# Catalina and Adobe Photoshop CS3



## Rhisiart (Sep 13, 2019)

Roaring Apps just have a question mark next to these Adobe programmes when checking for Catalina compatibility. Does any one know whether the following Adobe products: Photoshop CS3, Indesign CS3 and Dreamweaver CS3, work on Catalina?


----------



## TonyK (Oct 13, 2019)

I know I got warnings on CS6 so CS3 probably is not supported on 10.15. In fact all of my Adobe disks which included CS3 and CS5 (CS6 was download only) are in the trash bin and the boxes in recycle.


----------



## Rhisiart (Oct 13, 2019)

TonyK said:


> I know I got warnings on CS6 so CS3 probably is not supported on 10.15. In fact all of my Adobe disks which included CS3 and CS5 (CS6 was download only) are in the trash bin and the boxes in recycle.


Many thanks. That's helpful to know.


----------



## TonyK (Oct 13, 2019)

Rhisiart said:


> Many thanks. That's helpful to know.



Did a search and this is what I found: https://helpx.adobe.com/photoshop/kb/photoshop-and-macos-catalina.html

"*Photoshop 20.0.6 and later versions *work with macOS 10.15 (Catalina) but have these known compatibility issues. You may want to remain on your current version of macOS until these issues have been resolved."

Also found this @ https://blog.conradchavez.com/2019/08/28/macos-10-15-catalina-will-adobe-software-work/. If you go a little further down the page he shows other items from the CS3 suite.

*Older versions of Adobe software (CS3–CS6)*

Already officially unsupported, many Adobe Creative Suite 3 through 6 applications do not make the cut for macOS 10.15 Catalina because they are not 64-bit code (see below). Many of them already have significant issues running in macOS 10.14 Mojave. CS3–CS5 applications are now 10–13 years old. It is time to upgrade…or you can keep using them under older versions of macOS/Mac OS X.


----------



## Rhisiart (Oct 14, 2019)

TonyK said:


> Did a search and this is what I found: https://helpx.adobe.com/photoshop/kb/photoshop-and-macos-catalina.html
> 
> "*Photoshop 20.0.6 and later versions *work with macOS 10.15 (Catalina) but have these known compatibility issues. You may want to remain on your current version of macOS until these issues have been resolved."
> 
> ...


Thanks TonyK. 

I still have Photoshop CS3 on my Macbook Pro. The macbook is old so is restricted to El Capitan and I find Photoshop works perfectly with that OS.

I have removed Photoshop CS3 from the Mac mini as I have upgraded to Catalina. I can use Preview for limited editing and have Pixelmator but I do wonder whether there is a cheap alternative to Photoshop which obviously will not be rich with its features but will have some useful functionality..


----------



## TonyK (Oct 14, 2019)

Rhisiart said:


> ... but I do wonder whether there is a cheap alternative to Photoshop which obviously will not be rich with its features but will have some useful functionality..

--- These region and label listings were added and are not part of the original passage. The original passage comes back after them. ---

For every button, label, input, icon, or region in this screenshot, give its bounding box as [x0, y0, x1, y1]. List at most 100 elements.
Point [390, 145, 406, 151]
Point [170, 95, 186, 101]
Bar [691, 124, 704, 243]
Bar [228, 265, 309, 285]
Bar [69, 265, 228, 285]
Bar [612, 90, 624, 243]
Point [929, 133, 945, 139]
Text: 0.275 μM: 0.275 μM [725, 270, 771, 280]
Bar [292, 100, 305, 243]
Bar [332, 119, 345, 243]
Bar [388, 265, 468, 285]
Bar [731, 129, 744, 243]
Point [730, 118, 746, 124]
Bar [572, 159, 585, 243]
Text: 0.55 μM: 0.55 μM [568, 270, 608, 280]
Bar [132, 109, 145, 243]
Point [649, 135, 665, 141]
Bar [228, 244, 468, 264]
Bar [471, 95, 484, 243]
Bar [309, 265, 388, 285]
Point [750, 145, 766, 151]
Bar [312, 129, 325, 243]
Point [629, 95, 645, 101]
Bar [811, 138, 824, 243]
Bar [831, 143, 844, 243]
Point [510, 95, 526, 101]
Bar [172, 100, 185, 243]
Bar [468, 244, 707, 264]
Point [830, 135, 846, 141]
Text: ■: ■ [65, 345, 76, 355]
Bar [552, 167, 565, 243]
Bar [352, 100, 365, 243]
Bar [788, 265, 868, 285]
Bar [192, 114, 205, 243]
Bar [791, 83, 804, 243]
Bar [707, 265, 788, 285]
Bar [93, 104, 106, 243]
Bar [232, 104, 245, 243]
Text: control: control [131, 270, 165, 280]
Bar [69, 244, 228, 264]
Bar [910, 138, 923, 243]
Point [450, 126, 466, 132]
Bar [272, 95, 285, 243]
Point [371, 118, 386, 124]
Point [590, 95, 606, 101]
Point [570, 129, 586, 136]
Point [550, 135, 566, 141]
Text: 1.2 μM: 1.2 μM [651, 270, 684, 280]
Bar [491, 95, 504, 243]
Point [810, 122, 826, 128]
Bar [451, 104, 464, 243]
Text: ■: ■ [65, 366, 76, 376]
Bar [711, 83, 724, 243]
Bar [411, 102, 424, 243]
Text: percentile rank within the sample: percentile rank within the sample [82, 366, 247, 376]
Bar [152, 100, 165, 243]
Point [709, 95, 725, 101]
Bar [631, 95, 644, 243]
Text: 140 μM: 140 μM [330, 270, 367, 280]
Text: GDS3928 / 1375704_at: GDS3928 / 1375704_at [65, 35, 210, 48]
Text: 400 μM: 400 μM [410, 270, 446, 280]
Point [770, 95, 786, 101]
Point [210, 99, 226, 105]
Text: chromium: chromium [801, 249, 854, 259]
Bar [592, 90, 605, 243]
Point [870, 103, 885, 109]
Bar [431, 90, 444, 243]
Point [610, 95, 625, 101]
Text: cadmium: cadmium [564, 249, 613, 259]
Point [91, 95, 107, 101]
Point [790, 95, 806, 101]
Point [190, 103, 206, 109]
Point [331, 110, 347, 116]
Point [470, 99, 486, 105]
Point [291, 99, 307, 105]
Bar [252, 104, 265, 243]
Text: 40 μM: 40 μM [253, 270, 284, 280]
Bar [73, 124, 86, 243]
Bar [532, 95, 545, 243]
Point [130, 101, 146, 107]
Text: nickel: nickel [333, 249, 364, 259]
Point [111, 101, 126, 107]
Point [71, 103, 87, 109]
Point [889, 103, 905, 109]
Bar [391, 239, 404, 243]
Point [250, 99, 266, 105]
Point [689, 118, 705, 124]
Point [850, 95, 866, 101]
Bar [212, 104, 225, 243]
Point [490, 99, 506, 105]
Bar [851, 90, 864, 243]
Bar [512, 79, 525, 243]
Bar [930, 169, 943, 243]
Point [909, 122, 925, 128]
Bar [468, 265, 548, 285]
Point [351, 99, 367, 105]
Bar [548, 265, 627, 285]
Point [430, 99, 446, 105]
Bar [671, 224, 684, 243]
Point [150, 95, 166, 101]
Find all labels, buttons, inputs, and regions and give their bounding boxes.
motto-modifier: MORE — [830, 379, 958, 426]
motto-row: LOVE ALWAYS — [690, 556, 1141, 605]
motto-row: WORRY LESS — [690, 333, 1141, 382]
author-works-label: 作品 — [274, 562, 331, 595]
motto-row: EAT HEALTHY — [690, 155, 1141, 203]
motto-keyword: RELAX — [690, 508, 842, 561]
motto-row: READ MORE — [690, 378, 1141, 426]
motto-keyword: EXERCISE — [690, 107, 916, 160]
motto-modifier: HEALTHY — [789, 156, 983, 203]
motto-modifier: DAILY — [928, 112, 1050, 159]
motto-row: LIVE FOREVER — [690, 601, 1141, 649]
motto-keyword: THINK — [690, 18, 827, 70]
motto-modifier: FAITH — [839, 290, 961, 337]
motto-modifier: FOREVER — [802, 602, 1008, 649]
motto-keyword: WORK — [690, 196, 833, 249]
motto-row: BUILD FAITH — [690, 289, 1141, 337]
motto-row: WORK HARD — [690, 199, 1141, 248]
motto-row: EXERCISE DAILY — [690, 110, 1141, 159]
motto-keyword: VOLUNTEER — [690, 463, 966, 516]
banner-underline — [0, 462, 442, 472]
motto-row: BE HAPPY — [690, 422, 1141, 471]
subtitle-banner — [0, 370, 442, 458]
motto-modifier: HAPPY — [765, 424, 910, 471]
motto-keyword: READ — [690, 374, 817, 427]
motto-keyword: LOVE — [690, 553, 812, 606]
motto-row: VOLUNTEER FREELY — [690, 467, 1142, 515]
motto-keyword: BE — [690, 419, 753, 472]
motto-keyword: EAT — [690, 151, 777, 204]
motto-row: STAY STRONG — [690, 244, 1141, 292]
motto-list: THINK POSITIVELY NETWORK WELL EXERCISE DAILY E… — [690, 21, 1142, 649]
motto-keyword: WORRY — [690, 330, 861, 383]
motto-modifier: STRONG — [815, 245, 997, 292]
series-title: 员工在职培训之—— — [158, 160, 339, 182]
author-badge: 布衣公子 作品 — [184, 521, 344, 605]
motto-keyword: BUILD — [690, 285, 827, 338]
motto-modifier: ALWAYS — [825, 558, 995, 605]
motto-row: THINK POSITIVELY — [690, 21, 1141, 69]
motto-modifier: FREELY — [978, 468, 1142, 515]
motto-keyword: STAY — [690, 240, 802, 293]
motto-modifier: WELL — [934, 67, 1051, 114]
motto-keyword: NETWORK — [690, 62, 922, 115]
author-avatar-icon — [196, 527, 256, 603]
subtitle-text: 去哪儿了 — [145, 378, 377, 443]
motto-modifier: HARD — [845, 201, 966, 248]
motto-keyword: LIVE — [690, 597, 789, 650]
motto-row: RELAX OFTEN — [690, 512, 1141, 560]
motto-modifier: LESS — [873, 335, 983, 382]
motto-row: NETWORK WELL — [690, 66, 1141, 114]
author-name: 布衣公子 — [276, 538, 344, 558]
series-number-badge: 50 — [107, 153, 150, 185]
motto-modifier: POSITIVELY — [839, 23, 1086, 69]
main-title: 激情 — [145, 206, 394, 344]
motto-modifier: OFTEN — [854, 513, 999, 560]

Affinity Photo. $50USD. People I know who switched,  a few who are professional photographers, say it has about 99% of the functionality. The URL is https://affinity.serif.com/en-us/photo/.

Just purchased my license last week so I haven't ran it through a lot yet. The PSD files I tried though did open without issue.


----------



## Rhisiart (Oct 14, 2019)

Many thanks again. I shall try it out.


----------